Hipócrates, 400 AC, baseado nos quatro elementos da natureza (Terra – Ar - Fogo e Água), criou os quatro modelos biotipológicos para enquadrar os seres humanos

O Melancólico ― seria o sujeito triste, deprimido, poético e artístico.
O Fleumático ― seria aquele indivíduo tímido, lento, racional e coerente.
O Colérico ― seria o impetuoso, energético e apaixonado
O Sanguíneo ― era aquele afetuoso, alegre, otimista e confiante.

 Mas essa coisa de rotular os seres humanos dentro de instâncias estanques é coisa do passado. Nos idos de 1966, a minha mestra e psiquiatra, Maria de Lourdes Pereira, em umas de suas aulas práticas no manicômio Juliano Moreira, (João Pessoa), quando pagava a cadeira de Psicologia/psiquiatria disse algo que ficou gravado indelevelmente em minha mente: “Todos nós temos doses dos sintomas das pessoas rotuladas como loucas. Tudo é questão de grau, não existe essa tal de normalidade tão sonhada”.

Mas o que o pai da medicina viu, para incluir os poetas e artistas no rol dos melancólicos? Seria o melancólico aquele que vive de ilusões?

Os antigos astrólogos diziam que os melancólicos eram pessoas que tinham sido atingidas pelo mal de Saturno, caracterizados pela tristeza, o horror, enfim, o ”negro da coisa” ― daí, o nome de “doença da bile negra”. O termo “negro”, aqui usado no sentido pejorativo, talvez, evoque a primeira dor, o primeiro luto, o primeiro desamparo.

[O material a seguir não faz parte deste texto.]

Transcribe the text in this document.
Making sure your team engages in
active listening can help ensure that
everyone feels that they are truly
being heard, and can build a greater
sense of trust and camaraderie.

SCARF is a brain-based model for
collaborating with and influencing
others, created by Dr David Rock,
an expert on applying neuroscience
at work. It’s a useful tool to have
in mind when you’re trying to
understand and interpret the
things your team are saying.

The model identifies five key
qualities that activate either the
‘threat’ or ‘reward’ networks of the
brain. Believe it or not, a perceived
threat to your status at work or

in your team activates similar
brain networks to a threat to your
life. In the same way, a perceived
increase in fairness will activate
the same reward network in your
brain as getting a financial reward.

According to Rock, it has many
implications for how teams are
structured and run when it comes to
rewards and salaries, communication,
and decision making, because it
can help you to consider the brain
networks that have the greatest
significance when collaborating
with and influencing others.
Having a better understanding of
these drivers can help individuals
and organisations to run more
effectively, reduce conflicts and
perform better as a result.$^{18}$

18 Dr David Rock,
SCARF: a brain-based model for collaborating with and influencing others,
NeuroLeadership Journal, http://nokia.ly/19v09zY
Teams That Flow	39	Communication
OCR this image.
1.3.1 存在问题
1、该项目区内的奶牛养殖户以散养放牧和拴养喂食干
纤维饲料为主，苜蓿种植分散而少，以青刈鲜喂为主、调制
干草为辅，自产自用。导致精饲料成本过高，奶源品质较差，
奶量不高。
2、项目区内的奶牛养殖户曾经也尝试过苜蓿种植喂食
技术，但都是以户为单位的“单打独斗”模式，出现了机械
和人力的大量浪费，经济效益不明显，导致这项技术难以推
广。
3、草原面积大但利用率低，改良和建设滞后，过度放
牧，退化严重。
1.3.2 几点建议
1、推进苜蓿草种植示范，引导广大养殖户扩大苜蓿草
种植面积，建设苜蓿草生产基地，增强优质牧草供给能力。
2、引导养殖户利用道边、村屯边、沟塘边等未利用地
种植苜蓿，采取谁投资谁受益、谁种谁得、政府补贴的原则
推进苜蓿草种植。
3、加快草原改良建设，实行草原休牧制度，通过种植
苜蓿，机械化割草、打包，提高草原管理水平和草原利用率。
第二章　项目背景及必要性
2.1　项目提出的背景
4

O que me levou a fazer esse breve preâmbulo, foi um trecho (diálogo entre um senhor e uma madame) que li recentemente, de autoria do poeta e cientista dinamarquês, Jans Jacobsen (falecido em 1885), colocado em destaque na primeira página do livro — A Crueldade Melancólica” —,do psicanalista Jacques Hassoun (1936 ― 1999). O brilhante excerto, que replico aqui, com os devidos créditos, é uma espécie de “Ode à Melancolia”. Esse afeto sombrio e cruel tem tudo a ver com o desejo atormentado de encontrar o impossível que foi perdido em um tempo distante, lá nas nossas origens. Mesmo sabendo que nada será como antes, procuramos incessantemente esse elo perdido:


― A senhora não sabe, Madame ― retomou Sti Horg, em voz lenta, aparentemente constrangido e sem saber se devia falar ou se calar —, a senhora não sabe, Madame, que há no mundo uma sociedade secreta que se poderia chamar de “a companhia dos ‘melancólicos”? São pessoas que, desde o nascimento, são diferentes das pessoas comuns; elas têm o coração maior e o sangue mais vivo, querem e desejam mais, aspiram com mais ardor e suas paixões são mais violentas, mais ardentes que as do homem comum[...]. Só que buscam na árvore da vida flores que outros nem imaginam a existência, flores que ocultam sob as folhas mortas e os ramos ressecados. E os outros, conhecem eles a volúpia da tristeza ou da desesperança?[...]
— Mas por quê? — perguntou Maria, dele desviando seus olhos com indiferença. — Por que o senhor os chama de “melancólicos”, já que, afinal, só pensam na alegria e nos gozos da vida e não no que é difícil e doloroso?
— Por quê? — exclamou ele, impaciente e com entonação desdenhosa. — Por que toda a alegria terrestre é breve e corruptível, falsa e imperfeita; porque a volúpia, apenas aberta como uma rosa, perde suas folhas como uma árvore no outono; porque cada prazer soberbo da vida, resplandecente de beleza e em plena floração, no instante mesmo em que vai apoderar-se de nós, é corroído por um câncer, de modo que nele percebemos, assim que se aproxima dos lábios, o espasmo da decomposição[...]. E a senhora pergunta por que os chamo de “melancólicos”, pois toda a volúpia, uma vez alcançada, muda de rosto e se torna fastio, pois cada transporte de contentamento é só o último suspiro de alegria, pois toda a beleza é a beleza que mente; toda a felicidade, uma felicidade que se rompe. (Jans Peter Jacobsen)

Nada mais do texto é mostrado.